Benchmarking (data-minig modelling methods)

The GUI offers server data-mining algorithms which can be used in benchmarking:

ID Description
glm Logistic regression (generalized linear model with binomial link function).
mlp Multilayer perceptron (MLP) - fully connected feedforward neural network with 1 hidden layer and logistic activiation function. Details: code, package.
mlpML Multilayer perceptron (MLP) - fully connected feedforward neural network with up to 3 hidden layers and logistic activiation function. Details: code, package.
svmRadial Support vector machines with radial basis function kernel. Details: code, package.
svmLinear Support vector machines with linear kernel. Details: code, package.
rf Random forest. Details: code, package.
C5.0 C5.0 decision trees and rule-based models. Details: code, package.
rpart CART decision trees with modulation of complexity parameter. Details: code, package.
rpart2 CART decision trees with modulation of max tree depth. Details: code, package.
ctree Conditional inference trees. Details: code, package.
xgbTree eXtreme gradient boosting. (note: this is a time-consuming method). Details: code, package.

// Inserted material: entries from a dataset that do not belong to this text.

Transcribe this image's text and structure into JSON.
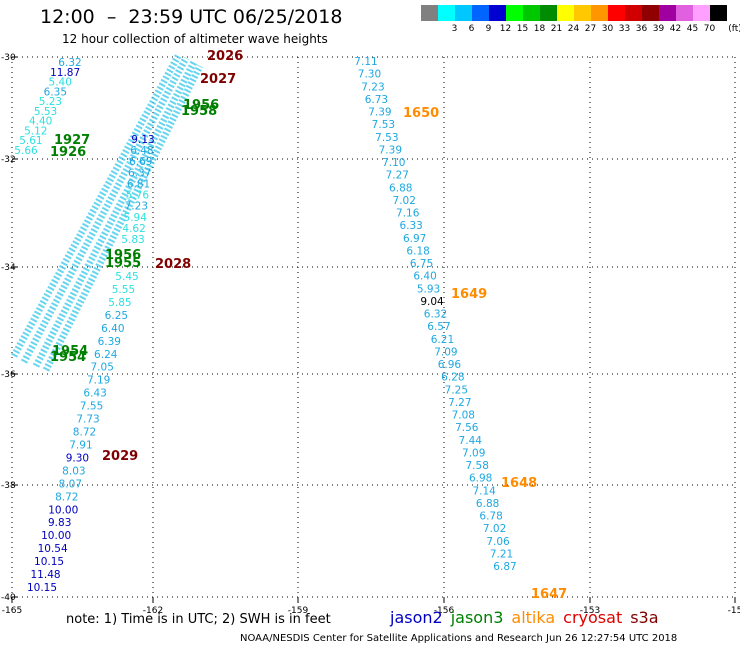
{
  "header": {
    "title": "12:00  –  23:59 UTC 06/25/2018",
    "subtitle": "12 hour collection of altimeter wave heights"
  },
  "legend": {
    "unit": "(ft)",
    "items": [
      {
        "color": "#808080",
        "label": ""
      },
      {
        "color": "#00ffff",
        "label": "3"
      },
      {
        "color": "#00c8ff",
        "label": "6"
      },
      {
        "color": "#0064ff",
        "label": "9"
      },
      {
        "color": "#0000d0",
        "label": "12"
      },
      {
        "color": "#00ff00",
        "label": "15"
      },
      {
        "color": "#00c800",
        "label": "18"
      },
      {
        "color": "#008c00",
        "label": "21"
      },
      {
        "color": "#ffff00",
        "label": "24"
      },
      {
        "color": "#ffc800",
        "label": "27"
      },
      {
        "color": "#ff9600",
        "label": "30"
      },
      {
        "color": "#ff0000",
        "label": "33"
      },
      {
        "color": "#d00000",
        "label": "36"
      },
      {
        "color": "#900000",
        "label": "39"
      },
      {
        "color": "#a000a0",
        "label": "42"
      },
      {
        "color": "#e060e0",
        "label": "45"
      },
      {
        "color": "#ffa0ff",
        "label": "70"
      },
      {
        "color": "#000000",
        "label": ""
      }
    ]
  },
  "axes": {
    "x_ticks": [
      "-165",
      "-162",
      "-159",
      "-156",
      "-153",
      "-15"
    ],
    "y_ticks": [
      "-30",
      "-32",
      "-34",
      "-36",
      "-38",
      "-40"
    ]
  },
  "tracks": {
    "east": {
      "color": "#1fa8e0",
      "values": [
        "7.11",
        "7.30",
        "7.23",
        "6.73",
        "7.39",
        "7.53",
        "7.53",
        "7.39",
        "7.10",
        "7.27",
        "6.88",
        "7.02",
        "7.16",
        "6.33",
        "6.97",
        "6.18",
        "6.75",
        "6.40",
        "5.93",
        "9.04",
        "6.32",
        "6.57",
        "6.21",
        "7.09",
        "6.96",
        "6.28",
        "7.25",
        "7.27",
        "7.08",
        "7.56",
        "7.44",
        "7.09",
        "7.58",
        "6.98",
        "7.14",
        "6.88",
        "6.78",
        "7.02",
        "7.06",
        "7.21",
        "6.87"
      ],
      "highlight": {
        "index": 19,
        "color": "#000000"
      }
    },
    "west_top": {
      "values": [
        {
          "v": "6.32",
          "c": "#1fa8e0"
        },
        {
          "v": "11.87",
          "c": "#0000c0"
        },
        {
          "v": "5.40",
          "c": "#2ee0e0"
        },
        {
          "v": "6.35",
          "c": "#1fa8e0"
        },
        {
          "v": "5.23",
          "c": "#2ee0e0"
        },
        {
          "v": "5.53",
          "c": "#2ee0e0"
        },
        {
          "v": "4.40",
          "c": "#2ee0e0"
        },
        {
          "v": "5.12",
          "c": "#2ee0e0"
        },
        {
          "v": "5.61",
          "c": "#2ee0e0"
        },
        {
          "v": "5.66",
          "c": "#2ee0e0"
        }
      ]
    },
    "west_mid": {
      "values": [
        {
          "v": "9.13",
          "c": "#0000c0"
        },
        {
          "v": "6.48",
          "c": "#1fa8e0"
        },
        {
          "v": "6.69",
          "c": "#1fa8e0"
        },
        {
          "v": "6.37",
          "c": "#1fa8e0"
        },
        {
          "v": "6.81",
          "c": "#1fa8e0"
        },
        {
          "v": "5.76",
          "c": "#2ee0e0"
        },
        {
          "v": "7.23",
          "c": "#1fa8e0"
        },
        {
          "v": "5.94",
          "c": "#2ee0e0"
        },
        {
          "v": "4.62",
          "c": "#2ee0e0"
        },
        {
          "v": "5.83",
          "c": "#2ee0e0"
        }
      ]
    },
    "west_lower": {
      "values": [
        {
          "v": "5.45",
          "c": "#2ee0e0"
        },
        {
          "v": "5.55",
          "c": "#2ee0e0"
        },
        {
          "v": "5.85",
          "c": "#2ee0e0"
        },
        {
          "v": "6.25",
          "c": "#1fa8e0"
        },
        {
          "v": "6.40",
          "c": "#1fa8e0"
        },
        {
          "v": "6.39",
          "c": "#1fa8e0"
        },
        {
          "v": "6.24",
          "c": "#1fa8e0"
        },
        {
          "v": "7.05",
          "c": "#1fa8e0"
        },
        {
          "v": "7.19",
          "c": "#1fa8e0"
        },
        {
          "v": "6.43",
          "c": "#1fa8e0"
        },
        {
          "v": "7.55",
          "c": "#1fa8e0"
        },
        {
          "v": "7.73",
          "c": "#1fa8e0"
        },
        {
          "v": "8.72",
          "c": "#1fa8e0"
        },
        {
          "v": "7.91",
          "c": "#1fa8e0"
        },
        {
          "v": "9.30",
          "c": "#0000c0"
        },
        {
          "v": "8.03",
          "c": "#1fa8e0"
        },
        {
          "v": "8.07",
          "c": "#1fa8e0"
        },
        {
          "v": "8.72",
          "c": "#1fa8e0"
        },
        {
          "v": "10.00",
          "c": "#0000c0"
        },
        {
          "v": "9.83",
          "c": "#0000c0"
        },
        {
          "v": "10.00",
          "c": "#0000c0"
        },
        {
          "v": "10.54",
          "c": "#0000c0"
        },
        {
          "v": "10.15",
          "c": "#0000c0"
        },
        {
          "v": "11.48",
          "c": "#0000c0"
        },
        {
          "v": "10.15",
          "c": "#0000c0"
        }
      ]
    }
  },
  "time_labels": [
    {
      "text": "2026",
      "color": "#800000"
    },
    {
      "text": "2027",
      "color": "#800000"
    },
    {
      "text": "1956",
      "color": "#008000"
    },
    {
      "text": "1958",
      "color": "#008000"
    },
    {
      "text": "1927",
      "color": "#008000"
    },
    {
      "text": "1926",
      "color": "#008000"
    },
    {
      "text": "1956",
      "color": "#008000"
    },
    {
      "text": "1955",
      "color": "#008000"
    },
    {
      "text": "2028",
      "color": "#800000"
    },
    {
      "text": "1954",
      "color": "#008000"
    },
    {
      "text": "1954",
      "color": "#008000"
    },
    {
      "text": "2029",
      "color": "#800000"
    },
    {
      "text": "1650",
      "color": "#ff8c00"
    },
    {
      "text": "1649",
      "color": "#ff8c00"
    },
    {
      "text": "1648",
      "color": "#ff8c00"
    },
    {
      "text": "1647",
      "color": "#ff8c00"
    }
  ],
  "footer": {
    "note": "note:  1) Time is in UTC;  2) SWH is in feet",
    "satellites": [
      {
        "name": "jason2",
        "color": "#0000c0"
      },
      {
        "name": "jason3",
        "color": "#008000"
      },
      {
        "name": "altika",
        "color": "#ff8c00"
      },
      {
        "name": "cryosat",
        "color": "#e00000"
      },
      {
        "name": "s3a",
        "color": "#800000"
      }
    ],
    "credit": "NOAA/NESDIS Center for Satellite Applications and Research    Jun 26 12:27:54 UTC 2018"
  }
}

However, the OmicSelector_benchmark() function works using caret, meaning that every model from the (caret list of methods)[https://topepo.github.io/caret/available-models.html] can be applied (assuming that the depending packages are installed; see the reference of OmicSelector_benchmark() for more details).

Note that the package performs the random search of hyperparameters. The best set of hyperparameters is chosen based on the performance on testing set (holdout validation) or strictly on training set (using cross-validation).